The company spun out of Apple in 1990 and early employees included future White House chief technology officer Megan Smith, future Android co-creator Andy Rubin, future eBay founder Pierre Omidyar, and future iPod and iPhone co-designer Tony Fadell, among others.
In 1990, General Magic set out to make a pocket-sized computer. The company was set to be huge, but instead became one of Silicon Valley's biggest failures. There were a lot of things that went wrong--but here are the three major mistakes that resonated most to me.
Ignoring shifts in the market.
Following trends can often carry a negative connotation. But when you're founding a company you need to look at what's happening in the market and create a product that aligns around that shift. In doing so, it immediately ensures there's a fit and need for what you're building. The team at General Magic completely ignored the internet mega trend and tried to create absolutely everything from scratch, rather than iterating on what was already out there. They tried to create their own momentum and ignored that the world was not ready.
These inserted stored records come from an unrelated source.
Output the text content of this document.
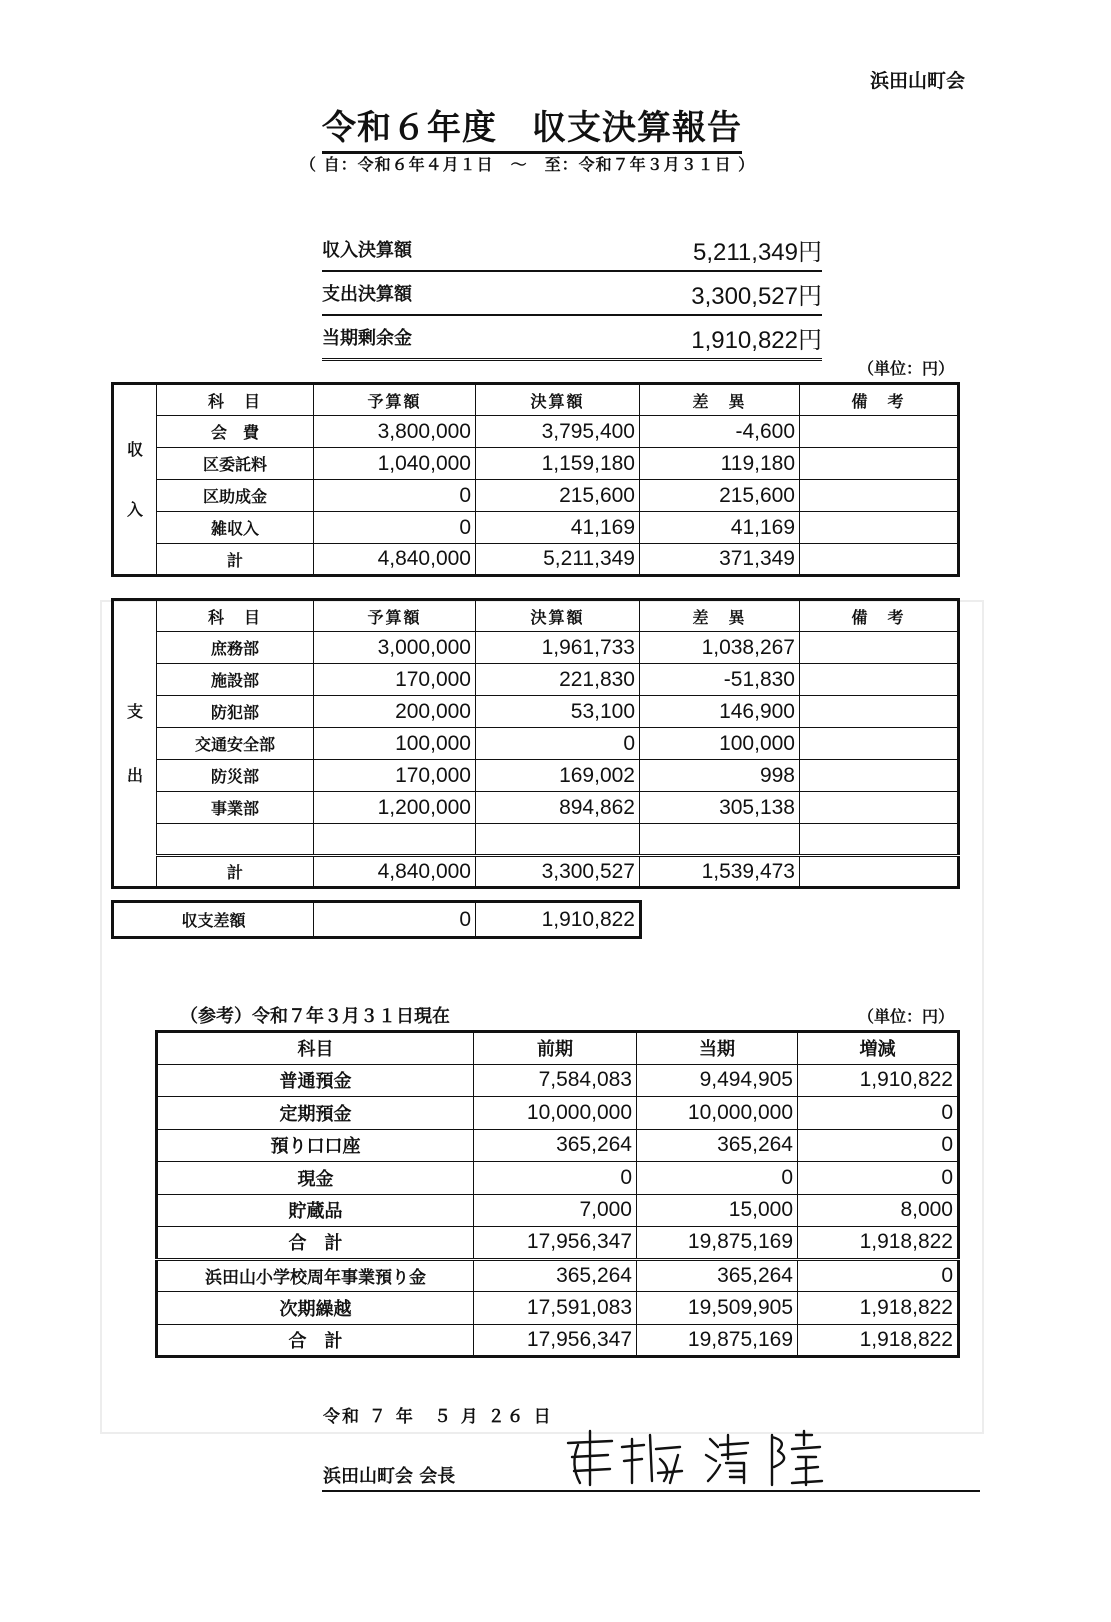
浜田山町会
令和６年度　収支決算報告
（ 自：令和６年４月１日　～　至：令和７年３月３１日 ）
収入決算額	5,211,349円
支出決算額	3,300,527円
当期剰余金	1,910,822円
（単位：円）
収
入	科　目	予算額	決算額	差　異	備　考
	会　費	3,800,000	3,795,400	-4,600	
	区委託料	1,040,000	1,159,180	119,180	
	区助成金	0	215,600	215,600	
	雑収入	0	41,169	41,169	
	計	4,840,000	5,211,349	371,349	
支
出	科　目	予算額	決算額	差　異	備　考
	庶務部	3,000,000	1,961,733	1,038,267	
	施設部	170,000	221,830	-51,830	
	防犯部	200,000	53,100	146,900	
	交通安全部	100,000	0	100,000	
	防災部	170,000	169,002	998	
	事業部	1,200,000	894,862	305,138	

	計	4,840,000	3,300,527	1,539,473	
収支差額	0	1,910,822
（参考）令和７年３月３１日現在	（単位：円）
科目	前期	当期	増減
普通預金	7,584,083	9,494,905	1,910,822
定期預金	10,000,000	10,000,000	0
預り口口座	365,264	365,264	0
現金	0	0	0
貯蔵品	7,000	15,000	8,000
合　計	17,956,347	19,875,169	1,918,822
浜田山小学校周年事業預り金	365,264	365,264	0
次期繰越	17,591,083	19,509,905	1,918,822
合　計	17,956,347	19,875,169	1,918,822
令和 ７ 年　５ 月 ２６ 日
浜田山町会 会長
Losing focus on the customer, or not even knowing who they are.
I grew up building software where you never had direct communication with the customer. We would build methodologies to guess what the customer wanted and then spend years building something that had no feedback loop in place. But we are here to serve our customers. And by putting a constant feedback loop in your process, you can build faster and better products. General Magic, on the other hand, had no customer focus and no idea who the customer even was.
Skipping the critical step of seeking market feedback.
When we founded Drift, we didn't have a product. We had a few ideas and were beginning to lay the groundwork for a sales and marketing platform. We also had some customers testing what we were building. But we knew that we weren't going to launch the product for at least a year. While most companies call this stealth mode, we made the conscious decision to start marketing immediately. Why? Because we wanted to build an audience so that when we were ready to launch, people already knew--and trusted--us. When we were ready to sell, they were ready to listen. We didn't need to then spend all of our time building trust, we could instead focus on getting our first paying customers. General Magic did the opposite. The company was shrouded in secrecy and waited until the last minute to have a big reveal, which meant they had no market feedback before trying to release their product into the market.
General Magic had the best team. The best vision. The best brand. The best partners (Sony, AT&T, Apple). The best funding (they opened on the stock market before even showing a finished product). They had the best of everything but that still couldn't save them.
It goes to show that ideas are powerful, but you can't just create a business on a good idea. It requires that perfect combination of an idea, customer-centricity, a killer team, market fit and timing, testing, and learning.